Nitrocellulose was also used in the production of motion picture film. In this case, it was nitrated by nitric acid and subsequently alcoholised. The resulting film burned even when submerged in water. However, its use declined with the introduction of cellulose acetate film.
Although nitrocellulose is flammable, it is still a very important component in a variety of industrial and consumer products. Nitrocellulose is also a raw material for civil and military explosives. Since nitrocellulose is a nitrate ester of cellulose, it is often used as a substitute for gunpowder in low-order explosives in mining.
Nitrocellulose paper has also been used as a substrate for lateral flow immunochromatographic assays. Several approaches have been explored in this field, including immobilization techniques. A nitrocellulose paper-based multi-well plate offers high protein-immobilization efficiency.
Novel affinity cassette methods have been demonstrated for purification of antibodies and antigens.

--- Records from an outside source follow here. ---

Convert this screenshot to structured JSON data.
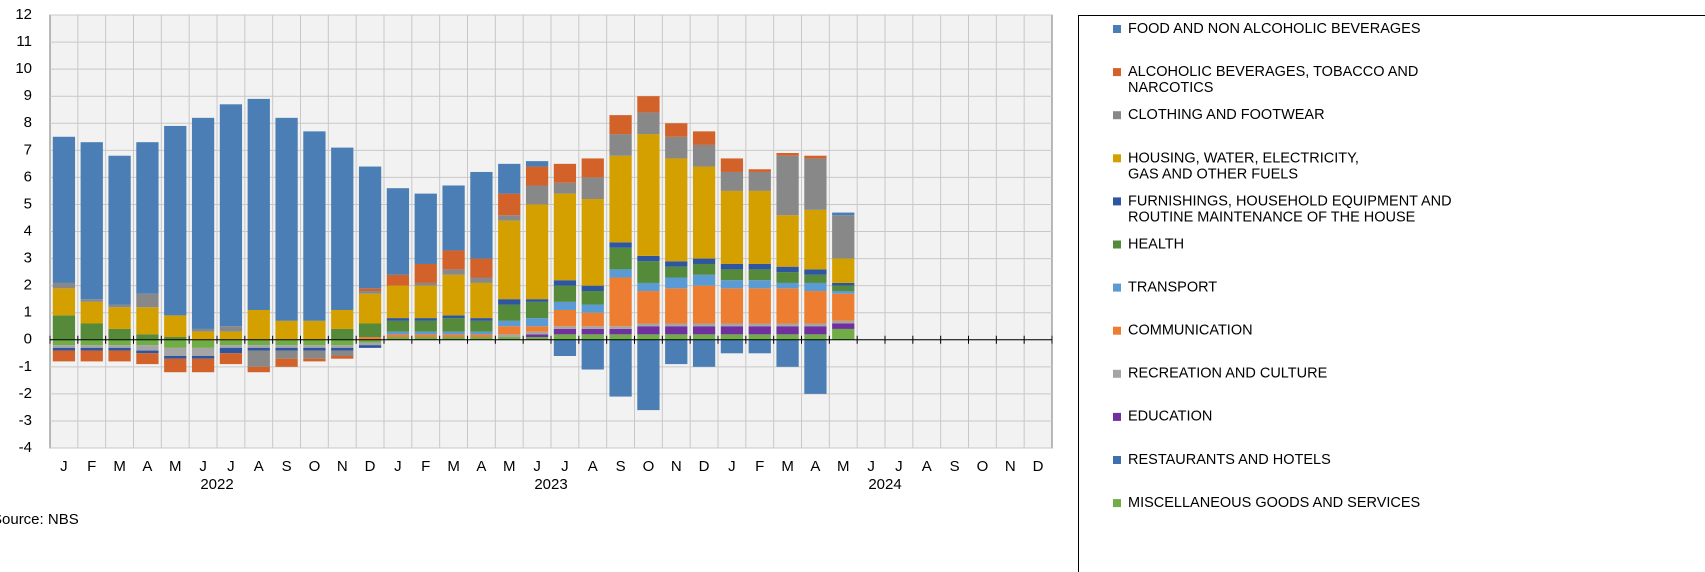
{
  "chart_data": {
    "type": "bar",
    "stacked": true,
    "categories": [
      "J",
      "F",
      "M",
      "A",
      "M",
      "J",
      "J",
      "A",
      "S",
      "O",
      "N",
      "D",
      "J",
      "F",
      "M",
      "A",
      "M",
      "J",
      "J",
      "A",
      "S",
      "O",
      "N",
      "D",
      "J",
      "F",
      "M",
      "A",
      "M",
      "J",
      "J",
      "A",
      "S",
      "O",
      "N",
      "D"
    ],
    "years": [
      "2022",
      "2023",
      "2024"
    ],
    "source": "Source: NBS",
    "ylim": [
      -4,
      12
    ],
    "yticks": [
      -4,
      -3,
      -2,
      -1,
      0,
      1,
      2,
      3,
      4,
      5,
      6,
      7,
      8,
      9,
      10,
      11,
      12
    ],
    "grid": true,
    "legend": "right",
    "series": [
      {
        "name": "FOOD AND NON ALCOHOLIC BEVERAGES",
        "color": "#4a7eb5",
        "values": [
          5.4,
          5.8,
          5.5,
          5.6,
          7.0,
          7.8,
          8.2,
          7.8,
          7.5,
          7.0,
          6.0,
          4.5,
          3.2,
          2.6,
          2.4,
          3.2,
          1.1,
          0.2,
          -0.6,
          -1.1,
          -2.1,
          -2.6,
          -0.9,
          -1.0,
          -0.5,
          -0.5,
          -1.0,
          -2.0,
          0.1,
          null,
          null,
          null,
          null,
          null,
          null,
          null
        ]
      },
      {
        "name": "ALCOHOLIC BEVERAGES, TOBACCO AND\nNARCOTICS",
        "color": "#d2622a",
        "values": [
          -0.4,
          -0.4,
          -0.4,
          -0.4,
          -0.5,
          -0.5,
          -0.4,
          -0.2,
          -0.3,
          -0.1,
          -0.1,
          0.1,
          0.4,
          0.7,
          0.7,
          0.7,
          0.8,
          0.7,
          0.7,
          0.7,
          0.7,
          0.6,
          0.5,
          0.5,
          0.5,
          0.1,
          0.1,
          0.1,
          0.0,
          null,
          null,
          null,
          null,
          null,
          null,
          null
        ]
      },
      {
        "name": "CLOTHING AND FOOTWEAR",
        "color": "#888888",
        "values": [
          0.2,
          0.1,
          0.1,
          0.5,
          0,
          0.1,
          0.2,
          -0.6,
          -0.3,
          -0.3,
          -0.2,
          0.1,
          0,
          0.1,
          0.2,
          0.2,
          0.2,
          0.7,
          0.4,
          0.8,
          0.8,
          0.8,
          0.8,
          0.8,
          0.7,
          0.7,
          2.2,
          1.9,
          1.6,
          null,
          null,
          null,
          null,
          null,
          null,
          null
        ]
      },
      {
        "name": "HOUSING, WATER, ELECTRICITY,\nGAS AND OTHER FUELS",
        "color": "#d4a000",
        "values": [
          1.0,
          0.8,
          0.8,
          1.0,
          0.8,
          0.3,
          0.3,
          1.1,
          0.7,
          0.7,
          0.7,
          1.1,
          1.2,
          1.2,
          1.5,
          1.3,
          2.9,
          3.5,
          3.2,
          3.2,
          3.2,
          4.5,
          3.8,
          3.4,
          2.7,
          2.7,
          1.9,
          2.2,
          0.9,
          null,
          null,
          null,
          null,
          null,
          null,
          null
        ]
      },
      {
        "name": "FURNISHINGS, HOUSEHOLD EQUIPMENT AND\nROUTINE MAINTENANCE OF THE HOUSE",
        "color": "#2e55a0",
        "values": [
          -0.1,
          -0.1,
          -0.1,
          -0.1,
          -0.1,
          -0.1,
          -0.2,
          -0.1,
          -0.1,
          -0.1,
          -0.1,
          -0.1,
          0.1,
          0.1,
          0.1,
          0.1,
          0.2,
          0.1,
          0.2,
          0.2,
          0.2,
          0.2,
          0.2,
          0.2,
          0.2,
          0.2,
          0.2,
          0.2,
          0.1,
          null,
          null,
          null,
          null,
          null,
          null,
          null
        ]
      },
      {
        "name": "HEALTH",
        "color": "#548a3a",
        "values": [
          0.9,
          0.6,
          0.4,
          0.2,
          0.1,
          0,
          0,
          0,
          0,
          0,
          0.4,
          0.5,
          0.4,
          0.4,
          0.5,
          0.4,
          0.6,
          0.6,
          0.6,
          0.5,
          0.8,
          0.8,
          0.4,
          0.4,
          0.4,
          0.4,
          0.4,
          0.3,
          0.2,
          null,
          null,
          null,
          null,
          null,
          null,
          null
        ]
      },
      {
        "name": "TRANSPORT",
        "color": "#5b9bd5",
        "values": [
          0,
          0,
          0,
          0,
          0,
          0,
          0,
          0,
          0,
          0,
          0,
          0,
          0.1,
          0.1,
          0.1,
          0.1,
          0.2,
          0.3,
          0.3,
          0.3,
          0.3,
          0.3,
          0.4,
          0.4,
          0.3,
          0.3,
          0.2,
          0.3,
          0.1,
          null,
          null,
          null,
          null,
          null,
          null,
          null
        ]
      },
      {
        "name": "COMMUNICATION",
        "color": "#ed7d31",
        "values": [
          0,
          0,
          0,
          0,
          0,
          0,
          0,
          0,
          0,
          0,
          0,
          0.1,
          0.1,
          0.1,
          0.1,
          0.1,
          0.3,
          0.2,
          0.6,
          0.5,
          1.8,
          1.2,
          1.3,
          1.4,
          1.3,
          1.3,
          1.3,
          1.2,
          1.0,
          null,
          null,
          null,
          null,
          null,
          null,
          null
        ]
      },
      {
        "name": "RECREATION AND CULTURE",
        "color": "#a5a5a5",
        "values": [
          -0.1,
          -0.1,
          -0.1,
          -0.2,
          -0.3,
          -0.3,
          -0.1,
          -0.1,
          -0.1,
          -0.1,
          -0.1,
          -0.1,
          0,
          0,
          0,
          0,
          0.1,
          0.1,
          0.1,
          0.1,
          0.1,
          0.1,
          0.1,
          0.1,
          0.1,
          0.1,
          0.1,
          0.1,
          0.1,
          null,
          null,
          null,
          null,
          null,
          null,
          null
        ]
      },
      {
        "name": "EDUCATION",
        "color": "#7030a0",
        "values": [
          0,
          0,
          0,
          0,
          0,
          0,
          0,
          0,
          0,
          0,
          0,
          0,
          0,
          0,
          0,
          0,
          0,
          0.1,
          0.2,
          0.2,
          0.2,
          0.3,
          0.3,
          0.3,
          0.3,
          0.3,
          0.3,
          0.3,
          0.2,
          null,
          null,
          null,
          null,
          null,
          null,
          null
        ]
      },
      {
        "name": "RESTAURANTS AND HOTELS",
        "color": "#3e6fb0",
        "values": [
          0,
          0,
          0,
          0,
          0,
          0,
          0,
          0,
          0,
          0,
          0,
          0,
          0,
          0,
          0,
          0,
          0,
          0,
          0,
          0,
          0,
          0,
          0,
          0,
          0,
          0,
          0,
          0,
          0,
          null,
          null,
          null,
          null,
          null,
          null,
          null
        ]
      },
      {
        "name": "MISCELLANEOUS GOODS AND SERVICES",
        "color": "#70ad47",
        "values": [
          -0.2,
          -0.2,
          -0.2,
          -0.2,
          -0.3,
          -0.3,
          -0.2,
          -0.2,
          -0.2,
          -0.2,
          -0.2,
          -0.1,
          0.1,
          0.1,
          0.1,
          0.1,
          0.1,
          0.1,
          0.2,
          0.2,
          0.2,
          0.2,
          0.2,
          0.2,
          0.2,
          0.2,
          0.2,
          0.2,
          0.4,
          null,
          null,
          null,
          null,
          null,
          null,
          null
        ]
      }
    ]
  }
}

These methods include peptide fusion handles for purification.
However, it is important to note that this approach has not been applied to nitrocellulose membranes. Therefore, it is not known whether nitrocellulose membranes are suitable for immobilization approaches.
Nitrocellulose lacquer is a popular finish for musical instruments. It is an organic polymer that is found in plant cells. Lacquer is also commonly used to make high-gloss finishes for automobiles.
Nitrocellulose lacquer was first developed in the early 1920s by Edmund Flaherty, who was working at the DuPont Company. Initially, nitrocellulose was used to produce lacquer for furniture, cars and saxophones. In the 1950s, musical instrument manufacturers such as Fender and Gibson began using nitrocellulose as their finishing agent.
Nitrocellulose lacquer is an excellent finish because it is durable and protects wood from cracking and checking. The material is easy to apply and repair. Although it can be flammable, it is not toxic. However, it does take a lot of work to finish an instrument.
There are several different formulas available for nitrocellulose lacquer. They range from the original version that Fender and Gibson used in the 1950s and 60s to the more modern formulations available today. Some vintage finishes are combinations of nitrocellulose and acrylic.
Today, nitrocellulose lacquers are made with a mixture of solvents. These solvents are mixed with nitrocellulose to form a film. A clear coat can be applied to the nitrocellulose layer to build a more solid finish.
While nitrocellulose lacquer has been around for many decades, it still remains a preferred finish for guitars. Guitars are exposed to varying temperatures, exposing the nitro finish to small cracks that can appear after a few years.